Touching further upon the writing, MIDNIGHT MASS possesses the kind of material actors dream of. With some of the conversations that take place onscreen, it appears delivered via monologues. These instances give this ensemble cast ample opportunity to give the audience a glimpse into the psychology of their character and room to showcase the handling of the material provided. There’s not a single poor performance given. With that said, there are notable standouts among the cast. Hamish Linklater’s Father Paul has a charisma and wisdom that both draws you in and terrifies. The kind of leader that you can easily see why anyone would willfully follow every word said. Linklater makes deft work of the material, munching the scenery and drawing all eyes to him. Zach Gilford’s Riley is heartbreaking. A man weighed heavily by guilt, the audience will be hard-pressed not to want to reach through the screen and give him a hug. Samantha Sloyan’s Bev is truly the one to hate. The true personification of religious hypocrisy, we all know the type of woman Bev is. A role that could have easily become a caricature in less capable hands, Sloyan will be the one many get pulled in by in this series.
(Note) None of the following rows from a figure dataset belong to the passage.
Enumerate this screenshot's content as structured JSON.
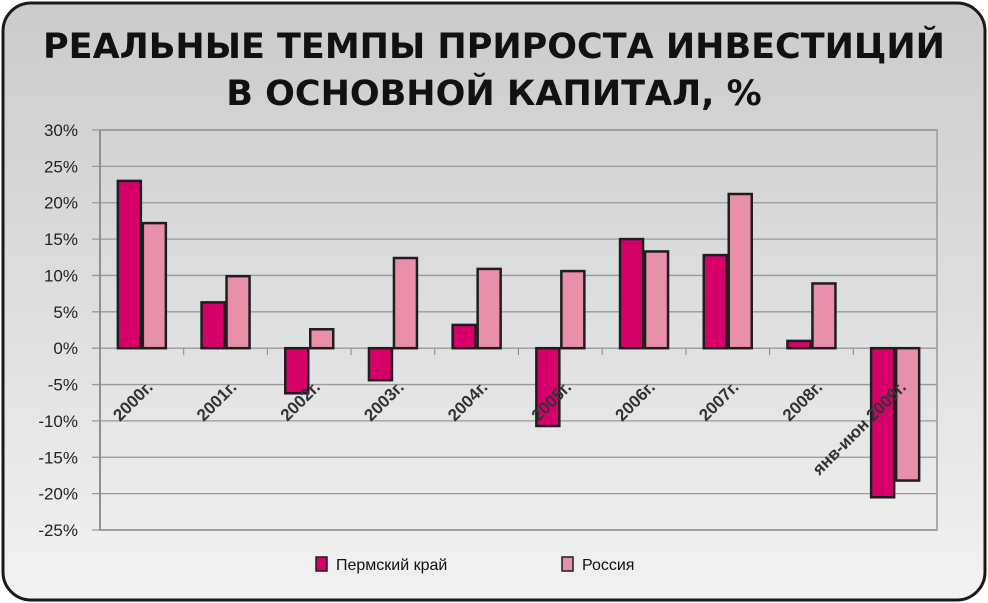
{
  "chart_data": {
    "type": "bar",
    "title": "РЕАЛЬНЫЕ ТЕМПЫ ПРИРОСТА ИНВЕСТИЦИЙ В ОСНОВНОЙ КАПИТАЛ, %",
    "title_lines": [
      "РЕАЛЬНЫЕ ТЕМПЫ ПРИРОСТА ИНВЕСТИЦИЙ",
      "В ОСНОВНОЙ КАПИТАЛ, %"
    ],
    "categories": [
      "2000г.",
      "2001г.",
      "2002г.",
      "2003г.",
      "2004г.",
      "2005г.",
      "2006г.",
      "2007г.",
      "2008г.",
      "янв-июн 2009г."
    ],
    "series": [
      {
        "name": "Пермский край",
        "color": "#d6006b",
        "values": [
          23.0,
          6.3,
          -6.2,
          -4.4,
          3.2,
          -10.7,
          15.0,
          12.8,
          1.0,
          -20.5
        ]
      },
      {
        "name": "Россия",
        "color": "#e890a8",
        "values": [
          17.2,
          9.9,
          2.6,
          12.4,
          10.9,
          10.6,
          13.3,
          21.2,
          8.9,
          -18.2
        ]
      }
    ],
    "yticks": [
      "30%",
      "25%",
      "20%",
      "15%",
      "10%",
      "5%",
      "0%",
      "-5%",
      "-10%",
      "-15%",
      "-20%",
      "-25%"
    ],
    "ylim": [
      -25,
      30
    ],
    "ytick_step": 5,
    "grid": true,
    "legend": "bottom"
  }
}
Crockett Island is an entire character in itself. While the community is decaying inside and out, the Island’s serenity is captured by Michael Fimognari’s camerawork. Sweeping overshot views capture the inherent beauty that remains despite the repeated disasters that have afflicted its waters and inhabitants. Production Designer Steve Arnold has created a grounded, realistic feel for the isolated Island lifestyle that some may recognize from fishermen communities. Art Director Laurin Kelsey, Supervising Art Director Andrew Li, and the overall Art Department execute Arnold’s vision with care, creating a streamlined cohesiveness that captures the aesthetic required for the setting.

By series end, viewers will be left full and rendered speechless from this full course meal Flanagan has offered to us. Like large meals, there will be time needed to fully digest what has been witnessed. A meal so rich and layered in complexity needs time to be properly savored. Once we’ve sat with it, though, the true extent of the gift we’ve been given will be realized. This decade-long project in the making is a triumph. A culmination of everything Flanagan has gained and learned throughout his career, the time and care taken reverberates onscreen. MIDNIGHT MASS is the filmmaker at his most vulnerable and most introspective. A bleak, macabre, yet hopeful work wrapped up in a burning bright package, this is Flanagan’s masterpiece. Do not miss MIDNIGHT MASS.

All seven episodes of MIDNIGHT MASS will be available exclusively on Netflix on September 24, 2021. As a general disclaimer to those concerned about animal death and violence, the series does have that.